Zelik disse que a criança esteve internada durante quatro dias e, antes de recebe alta, a mãe do menino de um ano e dois meses levou o filho para a casa de outra pessoa. Eles não foram encontrados e só avisaram a Funasa na segunda-feira, quando o menino já estava morto.

O médico diz que a criança é vítima de uma família desajustada por conta do alto consumo de bebidas alcoólicas, um dos problemas sociais mais graves e que vem contribuindo para detonar a saúde dos indígenas com idades abaixo de dois anos.

Balanço

Desde 2005, 47 crianças kaiwás morreram de desnutrição e, neste ano, já houve seis registros de mortes. O último caso de morte por desnutrição ocorreu no dia 25 de fevereiro na Aldeia Bororó, na Reserva Indígena de Dourados, onde o bebê indígena Cleison Benites Lopes, de apenas 10 meses de idade, morreu vítima de desnutrição grave, conforme atestado de óbito assinado pelo médico Raul Grigoleti.

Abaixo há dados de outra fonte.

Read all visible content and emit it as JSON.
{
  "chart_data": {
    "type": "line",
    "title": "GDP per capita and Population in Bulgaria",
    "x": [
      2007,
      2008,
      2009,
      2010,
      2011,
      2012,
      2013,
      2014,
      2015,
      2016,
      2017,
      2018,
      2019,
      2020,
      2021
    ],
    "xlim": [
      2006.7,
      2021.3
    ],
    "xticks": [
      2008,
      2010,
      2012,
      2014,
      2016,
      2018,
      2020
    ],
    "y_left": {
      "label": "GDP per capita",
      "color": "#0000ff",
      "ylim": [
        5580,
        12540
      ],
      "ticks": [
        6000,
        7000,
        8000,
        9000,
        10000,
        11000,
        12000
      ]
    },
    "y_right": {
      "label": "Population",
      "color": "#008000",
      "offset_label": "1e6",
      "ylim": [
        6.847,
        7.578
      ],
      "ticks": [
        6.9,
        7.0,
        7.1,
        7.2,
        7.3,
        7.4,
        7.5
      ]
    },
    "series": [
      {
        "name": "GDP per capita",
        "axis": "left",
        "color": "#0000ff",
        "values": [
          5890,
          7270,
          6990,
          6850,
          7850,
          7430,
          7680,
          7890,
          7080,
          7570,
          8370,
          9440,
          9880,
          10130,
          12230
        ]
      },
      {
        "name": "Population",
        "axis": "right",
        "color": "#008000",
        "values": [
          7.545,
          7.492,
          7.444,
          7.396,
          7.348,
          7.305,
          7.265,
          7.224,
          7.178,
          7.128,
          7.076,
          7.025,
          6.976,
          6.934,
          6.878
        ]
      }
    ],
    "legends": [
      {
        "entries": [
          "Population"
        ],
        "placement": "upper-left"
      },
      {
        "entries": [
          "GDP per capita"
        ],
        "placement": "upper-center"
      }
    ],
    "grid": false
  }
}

Relatório da Funasa aponta desnutrição como causa da morte de seis crianças indígenas guaranis e kaiwás com até dois anos de idade em Mato Grosso do Sul entre janeiro e fevereiro deste ano. Em todo o ano de 2006, a desnutrição apareceu entre as causas da morte de 14 crianças guaranis e kaiwás de até quatro anos, enquanto em 2005 foram 27 casos.

O relatório diz que, neste ano, a Funasa atendia às crianças, mas não conseguiu salvá-las devido a desajustes na família indígena. Em dois casos, a desnutrição aparece como única causa da morte; em quatro óbitos, está associada a doenças. No total, 22 crianças indígenas morreram em janeiro e fevereiro em Mato Grosso do Sul, sendo 20 das etnias guarani e kaiwá.

Além das seis mortes relacionadas à desnutrição, outras 16 crianças indígenas foram mortas por pneumonia, gastroenterite, insuficiência cardíaca, prematuridade e até agressão física. Em 2007, houve três mortes relacionadas à desnutrição em Dourados.

Alerta

No domingo passado, o cacique guarani Carlos Antônio Duarte, conhecido como Piririta, alertou que a falta de espaço para plantar e a redução no número de cestas básicas na reserva indígena de Dourados tende a piorar a situação. "Se com a ajuda das cestas, as mães já vinham encontrando dificuldades para levar alimento a mesa durante o mês inteiro, imagina agora sem ela. Muitas crianças, que apresentam sinais de desnutrição, estão sujeitas a morrer de fome", disse.

O indígena acredita ainda no aumento no número de suicídios, pois muitos jovens, que perderam os pais em situações de violência, ou fome, acabam tirando a própria vida. "O jovem ainda menor, tem os irmãos menores para cuidar, dar o que comer. Sem idade para arrumar emprego, e percebendo o desespero da situação, acaba cometendo o suicídio. Outra questão está voltada a falta de espaço. Não existe território suficiente para que as famílias plantem os alimentos para o consumo. Além disso, não há maquinários, para auxiliar os trabalhos", disse.

O cacique disse que as autoridades públicas deveriam resolver o impasse o mais rápido possível e não atribuir ao índio o problema da desnutrição. "Algumas autoridades da Funasa dizem que o índio não põe comida dentro de casa por que troca as cestas por bebidas alcoólicas. Concordo que existem lá uma meia dúzia que fazem isso, mas a maioria recebe as cestas com honestidade e com a finalidade única de se alimentar. Por causa da irresponsabilidade de alguns, a maioria dos índios está pagando. O certo é tirar as cestas daqueles que não dão valor, para isso, as assistentes sociais, e agentes da Funai deveriam fazer um trabalho mais intensificado na reserva", acrescenta.